The U.S. military has carried out a series of airstrikes against the group in Iraq, with the most recently announced one coming on Sept. 1.
 
The United States invaded Iraq in 2003, toppling President Saddam Hussein, and Obama withdrew the last of the American military force in 2011. The United States previously deployed fresh troops to provide embassy security in Baghdad in June.

ISIL released a video on Sept. 2 purporting to show the beheading of a second American hostage, journalist Steven Sotloff, raising the stakes in its confrontation with Washington over U.S. airstrikes on its insurgents in Iraq.

Obama has faced bipartisan criticism since he said last week that "we don't have a strategy yet" for confronting the militant group's operations in Syria.
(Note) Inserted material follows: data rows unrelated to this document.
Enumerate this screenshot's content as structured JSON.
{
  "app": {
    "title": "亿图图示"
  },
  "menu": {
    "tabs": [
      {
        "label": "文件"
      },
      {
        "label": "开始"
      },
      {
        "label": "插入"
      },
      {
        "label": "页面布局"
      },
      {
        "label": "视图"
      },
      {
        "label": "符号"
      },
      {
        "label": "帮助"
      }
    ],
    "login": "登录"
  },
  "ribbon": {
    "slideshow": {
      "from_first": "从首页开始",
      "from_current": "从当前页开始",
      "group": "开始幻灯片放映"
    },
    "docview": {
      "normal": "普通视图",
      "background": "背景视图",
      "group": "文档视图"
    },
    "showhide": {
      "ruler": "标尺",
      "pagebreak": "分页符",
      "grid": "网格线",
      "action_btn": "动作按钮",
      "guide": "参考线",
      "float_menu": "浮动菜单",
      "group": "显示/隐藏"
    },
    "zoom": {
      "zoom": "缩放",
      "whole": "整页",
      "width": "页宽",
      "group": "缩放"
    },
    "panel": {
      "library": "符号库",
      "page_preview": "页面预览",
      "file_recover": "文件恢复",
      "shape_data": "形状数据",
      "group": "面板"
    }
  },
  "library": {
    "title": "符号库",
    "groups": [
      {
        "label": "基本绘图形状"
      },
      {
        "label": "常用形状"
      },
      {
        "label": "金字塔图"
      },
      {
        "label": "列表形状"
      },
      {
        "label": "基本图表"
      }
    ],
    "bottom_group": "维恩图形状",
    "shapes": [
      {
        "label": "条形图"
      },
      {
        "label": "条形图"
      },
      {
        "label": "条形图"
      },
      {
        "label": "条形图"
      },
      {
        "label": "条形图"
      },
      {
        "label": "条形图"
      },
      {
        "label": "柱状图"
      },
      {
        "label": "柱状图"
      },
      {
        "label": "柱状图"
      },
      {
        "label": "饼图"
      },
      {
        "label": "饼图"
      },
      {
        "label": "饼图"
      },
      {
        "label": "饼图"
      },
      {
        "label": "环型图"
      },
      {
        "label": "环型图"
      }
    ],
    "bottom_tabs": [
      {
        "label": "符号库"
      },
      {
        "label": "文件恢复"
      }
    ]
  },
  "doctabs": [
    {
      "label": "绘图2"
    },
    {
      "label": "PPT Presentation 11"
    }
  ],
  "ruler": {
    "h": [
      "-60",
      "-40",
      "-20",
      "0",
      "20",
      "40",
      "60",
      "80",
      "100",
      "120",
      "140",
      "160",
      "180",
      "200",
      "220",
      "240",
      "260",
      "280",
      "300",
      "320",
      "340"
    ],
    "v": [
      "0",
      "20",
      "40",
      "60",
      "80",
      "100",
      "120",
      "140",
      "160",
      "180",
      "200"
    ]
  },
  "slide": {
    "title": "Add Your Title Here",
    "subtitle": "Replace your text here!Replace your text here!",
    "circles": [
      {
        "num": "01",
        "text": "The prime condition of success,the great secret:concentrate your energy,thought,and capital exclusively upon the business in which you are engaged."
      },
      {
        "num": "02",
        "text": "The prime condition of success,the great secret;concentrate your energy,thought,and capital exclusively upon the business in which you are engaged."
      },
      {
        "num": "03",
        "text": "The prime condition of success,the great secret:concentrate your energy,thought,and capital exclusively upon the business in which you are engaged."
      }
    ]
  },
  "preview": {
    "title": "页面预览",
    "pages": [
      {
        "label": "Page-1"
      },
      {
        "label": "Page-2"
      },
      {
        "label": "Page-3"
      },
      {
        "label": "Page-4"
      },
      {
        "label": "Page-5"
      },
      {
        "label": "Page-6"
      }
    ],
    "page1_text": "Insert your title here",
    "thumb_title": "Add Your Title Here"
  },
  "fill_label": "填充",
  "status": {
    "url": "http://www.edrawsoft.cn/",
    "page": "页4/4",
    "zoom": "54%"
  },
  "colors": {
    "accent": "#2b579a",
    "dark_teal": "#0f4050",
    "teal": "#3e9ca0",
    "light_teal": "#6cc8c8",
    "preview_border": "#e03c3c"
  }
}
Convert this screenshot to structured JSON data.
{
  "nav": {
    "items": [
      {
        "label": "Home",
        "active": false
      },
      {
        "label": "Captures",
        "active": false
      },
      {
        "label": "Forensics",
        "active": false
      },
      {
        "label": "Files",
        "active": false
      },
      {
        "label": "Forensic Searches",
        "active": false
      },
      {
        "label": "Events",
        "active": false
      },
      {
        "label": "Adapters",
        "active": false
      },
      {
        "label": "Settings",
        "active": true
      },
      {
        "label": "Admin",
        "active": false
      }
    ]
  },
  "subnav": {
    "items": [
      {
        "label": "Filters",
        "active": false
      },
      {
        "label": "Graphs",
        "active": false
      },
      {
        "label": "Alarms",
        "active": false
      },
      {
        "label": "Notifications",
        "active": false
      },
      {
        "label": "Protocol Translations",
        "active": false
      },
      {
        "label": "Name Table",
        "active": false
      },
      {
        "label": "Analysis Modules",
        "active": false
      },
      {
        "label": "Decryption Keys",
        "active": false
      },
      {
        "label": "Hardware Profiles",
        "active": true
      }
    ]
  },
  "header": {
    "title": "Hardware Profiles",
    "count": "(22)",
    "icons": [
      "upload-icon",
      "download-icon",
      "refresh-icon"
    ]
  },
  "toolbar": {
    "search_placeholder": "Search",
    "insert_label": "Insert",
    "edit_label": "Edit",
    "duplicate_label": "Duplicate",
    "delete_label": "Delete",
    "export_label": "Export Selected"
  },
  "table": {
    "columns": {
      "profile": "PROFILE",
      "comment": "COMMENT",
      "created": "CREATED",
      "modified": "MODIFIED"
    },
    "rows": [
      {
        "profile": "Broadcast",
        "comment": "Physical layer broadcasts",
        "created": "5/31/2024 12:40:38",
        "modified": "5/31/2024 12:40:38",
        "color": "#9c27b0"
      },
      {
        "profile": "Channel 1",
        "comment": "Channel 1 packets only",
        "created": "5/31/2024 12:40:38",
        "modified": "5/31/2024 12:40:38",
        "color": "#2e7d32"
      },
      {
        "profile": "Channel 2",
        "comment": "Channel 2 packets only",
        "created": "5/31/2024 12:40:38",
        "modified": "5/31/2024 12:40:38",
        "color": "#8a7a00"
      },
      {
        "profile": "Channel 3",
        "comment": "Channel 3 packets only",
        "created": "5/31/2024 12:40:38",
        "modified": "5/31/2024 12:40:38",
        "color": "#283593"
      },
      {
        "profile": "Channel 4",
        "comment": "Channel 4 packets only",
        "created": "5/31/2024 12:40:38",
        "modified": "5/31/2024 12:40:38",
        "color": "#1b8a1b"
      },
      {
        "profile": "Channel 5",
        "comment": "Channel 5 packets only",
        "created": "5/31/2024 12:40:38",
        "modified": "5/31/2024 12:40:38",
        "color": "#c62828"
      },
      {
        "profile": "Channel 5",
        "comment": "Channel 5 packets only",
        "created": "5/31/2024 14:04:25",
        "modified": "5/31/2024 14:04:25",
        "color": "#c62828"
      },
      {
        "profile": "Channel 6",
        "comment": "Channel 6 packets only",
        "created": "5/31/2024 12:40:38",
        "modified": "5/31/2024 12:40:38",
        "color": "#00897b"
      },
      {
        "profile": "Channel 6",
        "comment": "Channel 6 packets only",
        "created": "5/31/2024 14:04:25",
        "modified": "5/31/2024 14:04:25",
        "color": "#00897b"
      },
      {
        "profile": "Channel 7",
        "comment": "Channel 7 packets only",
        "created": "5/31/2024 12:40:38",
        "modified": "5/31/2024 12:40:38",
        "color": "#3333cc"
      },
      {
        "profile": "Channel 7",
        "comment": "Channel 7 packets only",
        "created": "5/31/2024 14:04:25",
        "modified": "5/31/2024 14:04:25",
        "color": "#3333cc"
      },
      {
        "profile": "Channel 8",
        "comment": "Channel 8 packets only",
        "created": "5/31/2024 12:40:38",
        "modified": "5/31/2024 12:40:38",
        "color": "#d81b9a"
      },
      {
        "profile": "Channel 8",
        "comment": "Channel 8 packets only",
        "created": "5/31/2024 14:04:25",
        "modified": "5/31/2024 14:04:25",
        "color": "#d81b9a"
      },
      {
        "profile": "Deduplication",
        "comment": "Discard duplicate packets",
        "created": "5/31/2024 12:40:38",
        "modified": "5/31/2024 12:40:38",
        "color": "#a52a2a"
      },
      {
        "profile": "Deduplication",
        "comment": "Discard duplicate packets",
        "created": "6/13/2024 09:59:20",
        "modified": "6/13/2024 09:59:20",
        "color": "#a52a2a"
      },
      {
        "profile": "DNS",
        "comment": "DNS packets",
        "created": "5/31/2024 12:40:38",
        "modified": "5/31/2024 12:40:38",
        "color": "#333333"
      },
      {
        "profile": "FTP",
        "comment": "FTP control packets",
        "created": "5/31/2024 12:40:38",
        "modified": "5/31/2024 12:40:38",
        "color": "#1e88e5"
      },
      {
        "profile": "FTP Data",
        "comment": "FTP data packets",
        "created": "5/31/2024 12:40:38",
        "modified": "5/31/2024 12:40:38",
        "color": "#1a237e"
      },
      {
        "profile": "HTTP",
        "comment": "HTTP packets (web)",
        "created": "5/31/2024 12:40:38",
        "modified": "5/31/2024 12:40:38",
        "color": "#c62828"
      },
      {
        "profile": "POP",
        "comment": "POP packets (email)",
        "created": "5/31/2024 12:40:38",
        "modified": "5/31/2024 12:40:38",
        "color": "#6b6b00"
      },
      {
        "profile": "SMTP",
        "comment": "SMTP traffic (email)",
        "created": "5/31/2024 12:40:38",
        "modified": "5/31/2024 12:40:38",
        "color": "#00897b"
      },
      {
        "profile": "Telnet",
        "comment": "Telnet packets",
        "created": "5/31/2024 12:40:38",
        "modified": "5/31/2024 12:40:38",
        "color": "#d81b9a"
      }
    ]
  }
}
In addition, the issue of the security of American diplomatic compounds is a sensitive one for the president, who is still grappling with political fallout from a 2012 attack on a U.S. facility in Benghazi, Libya, that killed the U.S. ambassador there and three other Americans.

"The President has made clear his commitment to doing whatever is required to provide the necessary security for U.S. personnel and facilities around the world," White House spokesman Josh Earnest said in a statement.

"The request he approved today will allow some previously deployed military personnel to depart Iraq, while at the same time providing a more robust, sustainable security force for our personnel and facilities in Baghdad," Earnest added.